Certains scientifiques qui ont contribué à ce rapport ont également remis en cause la quantité de précipitations qui mène techniquement à des sécheresses et la meilleure manière d'évaluer ces sécheresses, par le taux d'humidité du sol ou le nombre de jours consécutifs sans précipitations.
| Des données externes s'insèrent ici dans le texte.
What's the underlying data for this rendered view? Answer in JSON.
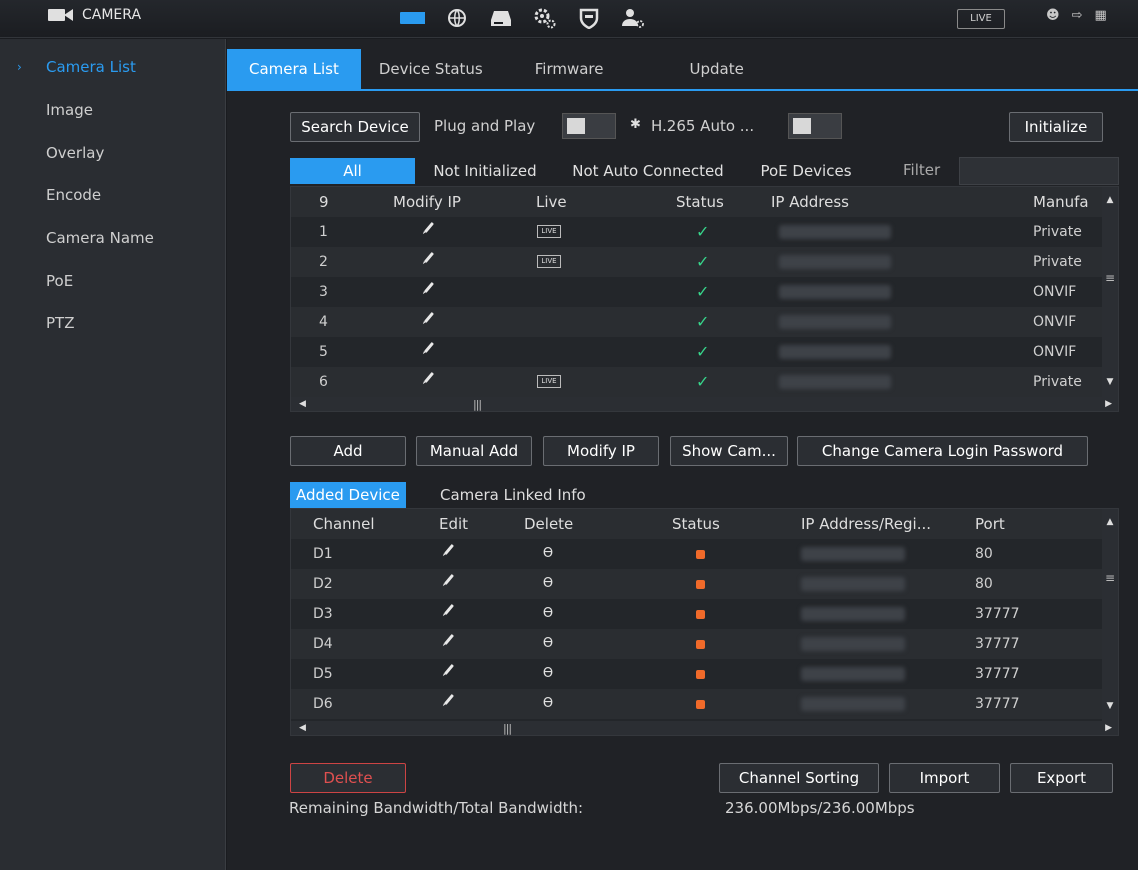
{
  "app": {
    "title": "CAMERA",
    "live_label": "LIVE"
  },
  "top_icons": [
    "camera-icon",
    "network-icon",
    "storage-icon",
    "system-icon",
    "security-icon",
    "account-icon"
  ],
  "sidebar": {
    "items": [
      {
        "label": "Camera List",
        "active": true
      },
      {
        "label": "Image"
      },
      {
        "label": "Overlay"
      },
      {
        "label": "Encode"
      },
      {
        "label": "Camera Name"
      },
      {
        "label": "PoE"
      },
      {
        "label": "PTZ"
      }
    ]
  },
  "tabs": [
    {
      "label": "Camera List",
      "active": true
    },
    {
      "label": "Device Status"
    },
    {
      "label": "Firmware"
    },
    {
      "label": "Update"
    }
  ],
  "toolbar": {
    "search_device": "Search Device",
    "plug_and_play": "Plug and Play",
    "h265_auto": "H.265 Auto ...",
    "initialize": "Initialize"
  },
  "filters": {
    "all": "All",
    "not_initialized": "Not Initialized",
    "not_auto_connected": "Not Auto Connected",
    "poe_devices": "PoE Devices",
    "filter_label": "Filter",
    "filter_value": ""
  },
  "search_table": {
    "columns": [
      "9",
      "Modify IP",
      "Live",
      "Status",
      "IP Address",
      "Manufa"
    ],
    "rows": [
      {
        "no": "1",
        "live": true,
        "status": "ok",
        "manufacturer": "Private"
      },
      {
        "no": "2",
        "live": true,
        "status": "ok",
        "manufacturer": "Private"
      },
      {
        "no": "3",
        "live": false,
        "status": "ok",
        "manufacturer": "ONVIF"
      },
      {
        "no": "4",
        "live": false,
        "status": "ok",
        "manufacturer": "ONVIF"
      },
      {
        "no": "5",
        "live": false,
        "status": "ok",
        "manufacturer": "ONVIF"
      },
      {
        "no": "6",
        "live": true,
        "status": "ok",
        "manufacturer": "Private"
      }
    ]
  },
  "actions": {
    "add": "Add",
    "manual_add": "Manual Add",
    "modify_ip": "Modify IP",
    "show_cam": "Show Cam...",
    "change_password": "Change Camera Login Password"
  },
  "added_tabs": {
    "added_device": "Added Device",
    "camera_linked_info": "Camera Linked Info"
  },
  "added_table": {
    "columns": [
      "Channel",
      "Edit",
      "Delete",
      "Status",
      "IP Address/Regi...",
      "Port"
    ],
    "rows": [
      {
        "channel": "D1",
        "port": "80"
      },
      {
        "channel": "D2",
        "port": "80"
      },
      {
        "channel": "D3",
        "port": "37777"
      },
      {
        "channel": "D4",
        "port": "37777"
      },
      {
        "channel": "D5",
        "port": "37777"
      },
      {
        "channel": "D6",
        "port": "37777"
      }
    ]
  },
  "bottom": {
    "delete": "Delete",
    "channel_sorting": "Channel Sorting",
    "import": "Import",
    "export": "Export",
    "bandwidth_label": "Remaining Bandwidth/Total Bandwidth:",
    "bandwidth_value": "236.00Mbps/236.00Mbps"
  },
  "colors": {
    "accent": "#2a9bf0",
    "ok": "#37d38a",
    "offline": "#f06a2a",
    "danger": "#e05050"
  }
}
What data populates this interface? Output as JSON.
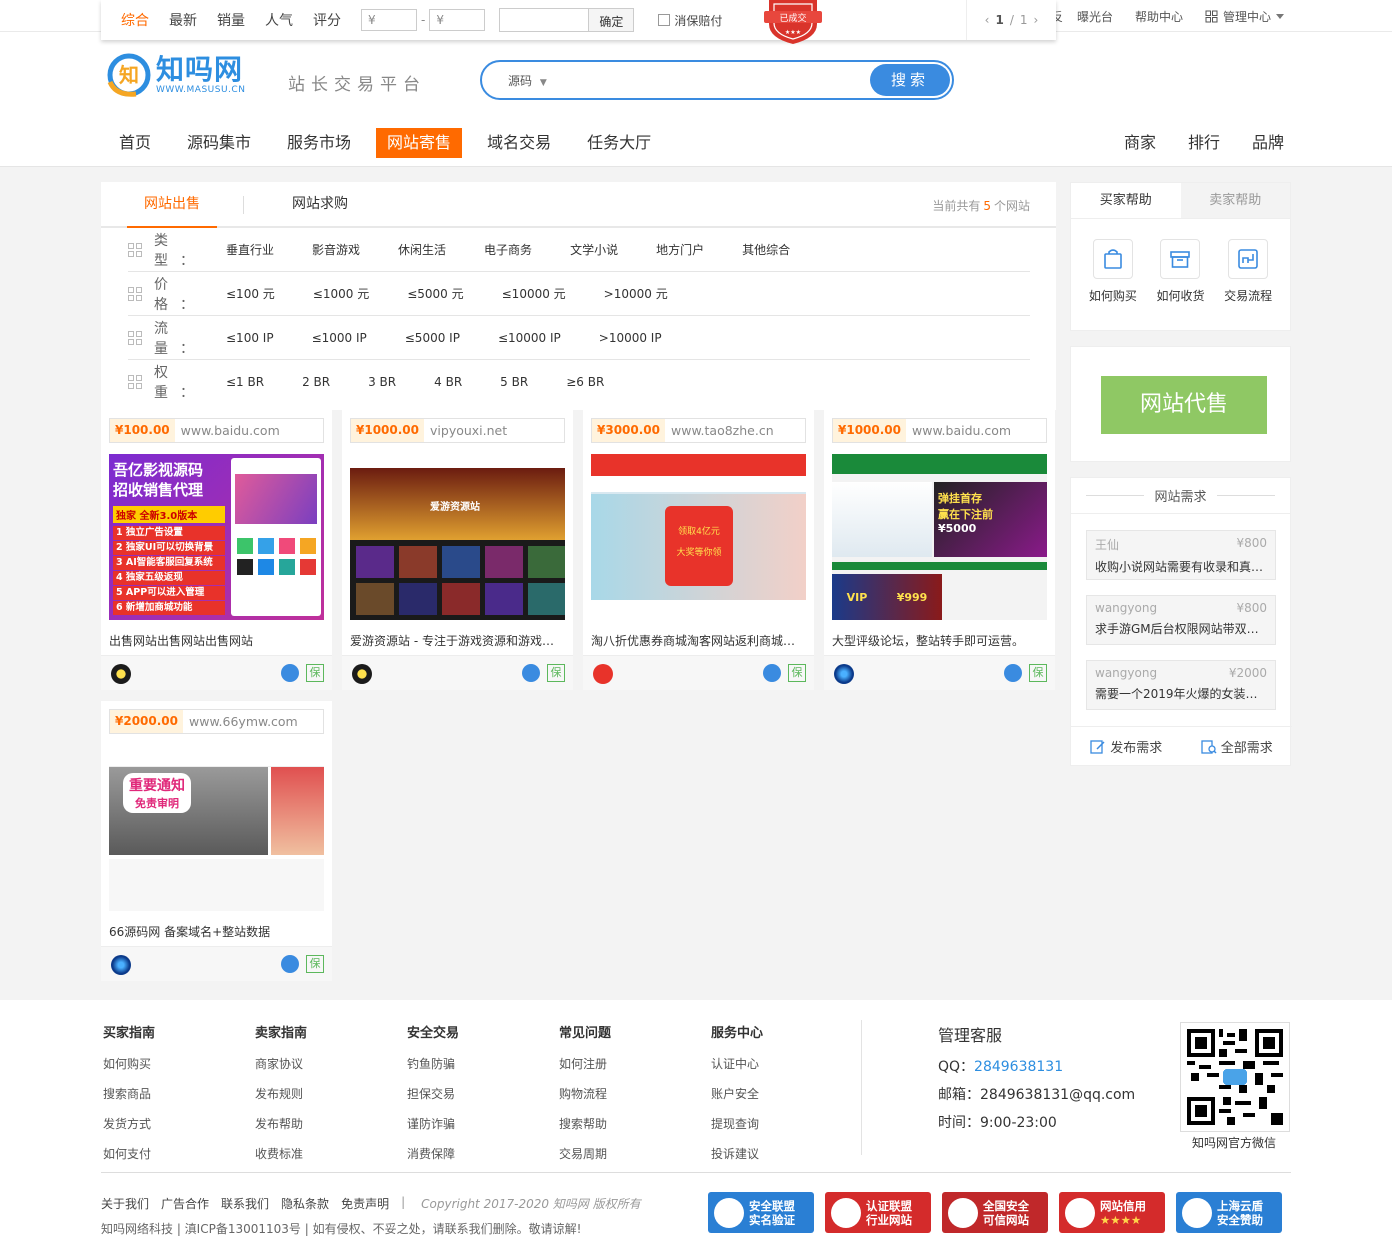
{
  "topbar": {
    "links": [
      "曝光台",
      "帮助中心"
    ],
    "manage": "管理中心",
    "cut_char": "反"
  },
  "sortbar": {
    "sorts": [
      "综合",
      "最新",
      "销量",
      "人气",
      "评分"
    ],
    "price_from_placeholder": "¥",
    "price_to_placeholder": "¥",
    "price_dash": "-",
    "confirm": "确定",
    "guarantee": "消保赔付",
    "seal_text": "已成交",
    "pager": {
      "current": "1",
      "total": "1"
    }
  },
  "header": {
    "logo_cn": "知吗网",
    "logo_en": "WWW.MASUSU.CN",
    "slogan": "站长交易平台",
    "search": {
      "category": "源码",
      "button": "搜索"
    },
    "nav": [
      "首页",
      "源码集市",
      "服务市场",
      "网站寄售",
      "域名交易",
      "任务大厅"
    ],
    "nav_active_index": 3,
    "nav_right": [
      "商家",
      "排行",
      "品牌"
    ]
  },
  "filters": {
    "tabs": [
      "网站出售",
      "网站求购"
    ],
    "count_prefix": "当前共有",
    "count": "5",
    "count_suffix": "个网站",
    "rows": [
      {
        "label": "类型：",
        "options": [
          "垂直行业",
          "影音游戏",
          "休闲生活",
          "电子商务",
          "文学小说",
          "地方门户",
          "其他综合"
        ]
      },
      {
        "label": "价格：",
        "options": [
          "≤100 元",
          "≤1000 元",
          "≤5000 元",
          "≤10000 元",
          ">10000 元"
        ]
      },
      {
        "label": "流量：",
        "options": [
          "≤100 IP",
          "≤1000 IP",
          "≤5000 IP",
          "≤10000 IP",
          ">10000 IP"
        ]
      },
      {
        "label": "权重：",
        "options": [
          "≤1 BR",
          "2 BR",
          "3 BR",
          "4 BR",
          "5 BR",
          "≥6 BR"
        ]
      }
    ]
  },
  "listings": [
    {
      "price": "¥100.00",
      "domain": "www.baidu.com",
      "title": "出售网站出售网站出售网站",
      "thumb_text": [
        "吾亿影视源码",
        "招收销售代理",
        "独家 全新3.0版本",
        "1 独立广告设置",
        "2 独家UI可以切换背景",
        "3 AI智能客服回复系统",
        "4 独家五级返现",
        "5 APP可以进入管理",
        "6 新增加商城功能"
      ],
      "guarantee": "保"
    },
    {
      "price": "¥1000.00",
      "domain": "vipyouxi.net",
      "title": "爱游资源站 - 专注于游戏资源和游戏源码",
      "thumb_text": [
        "爱游资源站"
      ],
      "guarantee": "保"
    },
    {
      "price": "¥3000.00",
      "domain": "www.tao8zhe.cn",
      "title": "淘八折优惠券商城淘客网站返利商城带APP",
      "thumb_text": [
        "领取4亿元",
        "大奖等你领"
      ],
      "guarantee": "保"
    },
    {
      "price": "¥1000.00",
      "domain": "www.baidu.com",
      "title": "大型评级论坛，整站转手即可运营。",
      "thumb_text": [
        "弹挂首存",
        "赢在下注前",
        "¥5000",
        "VIP",
        "¥999"
      ],
      "guarantee": "保"
    },
    {
      "price": "¥2000.00",
      "domain": "www.66ymw.com",
      "title": "66源码网 备案域名+整站数据",
      "thumb_text": [
        "重要通知",
        "免责审明"
      ],
      "guarantee": "保"
    }
  ],
  "sidebar": {
    "help_tabs": [
      "买家帮助",
      "卖家帮助"
    ],
    "helps": [
      "如何购买",
      "如何收货",
      "交易流程"
    ],
    "consign_button": "网站代售",
    "needs_title": "网站需求",
    "needs": [
      {
        "user": "王仙",
        "price": "¥800",
        "text": "收购小说网站需要有收录和真实流量"
      },
      {
        "user": "wangyong",
        "price": "¥800",
        "text": "求手游GM后台权限网站带双端源码"
      },
      {
        "user": "wangyong",
        "price": "¥2000",
        "text": "需要一个2019年火爆的女装特卖网站"
      }
    ],
    "need_actions": [
      "发布需求",
      "全部需求"
    ]
  },
  "footer": {
    "columns": [
      {
        "title": "买家指南",
        "links": [
          "如何购买",
          "搜索商品",
          "发货方式",
          "如何支付"
        ]
      },
      {
        "title": "卖家指南",
        "links": [
          "商家协议",
          "发布规则",
          "发布帮助",
          "收费标准"
        ]
      },
      {
        "title": "安全交易",
        "links": [
          "钓鱼防骗",
          "担保交易",
          "谨防诈骗",
          "消费保障"
        ]
      },
      {
        "title": "常见问题",
        "links": [
          "如何注册",
          "购物流程",
          "搜索帮助",
          "交易周期"
        ]
      },
      {
        "title": "服务中心",
        "links": [
          "认证中心",
          "账户安全",
          "提现查询",
          "投诉建议"
        ]
      }
    ],
    "service": {
      "title": "管理客服",
      "qq_label": "QQ：",
      "qq": "2849638131",
      "email": "邮箱：2849638131@qq.com",
      "time": "时间：9:00-23:00"
    },
    "qr_caption": "知吗网官方微信",
    "links": [
      "关于我们",
      "广告合作",
      "联系我们",
      "隐私条款",
      "免责声明"
    ],
    "sep": "|",
    "copyright": "Copyright 2017-2020 知吗网 版权所有",
    "company": "知吗网络科技 | 滇ICP备13001103号 | 如有侵权、不妥之处，请联系我们删除。敬请谅解!",
    "badges": [
      {
        "line1": "安全联盟",
        "line2": "实名验证",
        "color": "#2a7fd4"
      },
      {
        "line1": "认证联盟",
        "line2": "行业网站",
        "color": "#d42b2b"
      },
      {
        "line1": "全国安全",
        "line2": "可信网站",
        "color": "#c0282a"
      },
      {
        "line1": "网站信用",
        "line2": "★★★★",
        "color": "#d42b2b"
      },
      {
        "line1": "上海云盾",
        "line2": "安全赞助",
        "color": "#2a7fd4"
      }
    ]
  }
}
Ces deux mesures ont finalement été utilisées.
Cette approche rigoureuse vise les décideurs politiques et pourrait constituer une barrière incontestable face aux climatosceptiques qui par le passé ont remis en cause les rapports du GIEC et dénoncé des confusions.
Modèle de perspective
D'autres études scientifiques fondées sur un « modèle de perspective » suggèrent toutefois que la corrélation entre le changement climatique et d'autres conditions climatiques extrêmes pourrait être confirmée avec encore plus de certitude.
Selon les conclusions d'une enquête du Potsdam-Institut für klimafolgenforshung(l'institut de Potsdam pour la recherche climatique) révélées cette semaine, il est très probable que le réchauffement climatique soit responsable du nombre croissant d'évènements météorologiques extrêmes au cours de la dernière décennie.
« Nous nous sommes concentrés sur les évènements météorologiques extraordinaires des dix dernières années », a expliqué à EurActiv Dim Coumou, l'un des auteurs du rapport.
« Nous avons donc constaté un grand nombre d'évènements inédits, comme les vagues de chaleur qui ont frappé la Russie en 2010 et l'Europe en 2003, ou les précipitations très fortes qui se sont abattues sur le Pakistan en 2010 et l'Australie en 2011 », a-t-il déclaré.
Cette étude qui a fait l'objet d'une révision par les pairs et a été publiée dans la revue Nature Climate Change affirme que la durée des vagues de chaleur en Europe a presque doublé au cours des dix dernières années et que la fréquence des jours de chaleur a presque triplé entre 1880 et 2005.
Des étés extrêmement chauds
Des étés très chauds sont aujourd'hui observés sur environ 10 % du globe contre 0,1-0,2 % pour la période 1951-1980. Aux États-Unis et en Australie, presque deux fois plus de jours de chaleur que de jours de froid ont été enregistrés.
M. Coumou a déclaré que les conclusions des deux rapports n'étaient « pas fondamentalement différentes » malgré leurs approches distinctes, mais M. Stocker n'est pas du même avis.
« C'est comme si l'on comparait un pois et une énorme caisse d'oranges », a-t-il déclaré en soulignant que le rapport du GIEC avait pris en compte des milliers d'études différentes et l'avis d'un large éventail d'experts.
Les deux rapports affirment cependant qu'il est très probable que le XXIe siècle sera témoin d'une tendance au réchauffement et à la raréfaction des jours de grand froid.
« Le message clé est qu'il existe à présent une preuve scientifique solide que le réchauffement climatique anthropique est lié aux fortes précipitations et aux vagues de chaleur », a déclaré M. Coumou.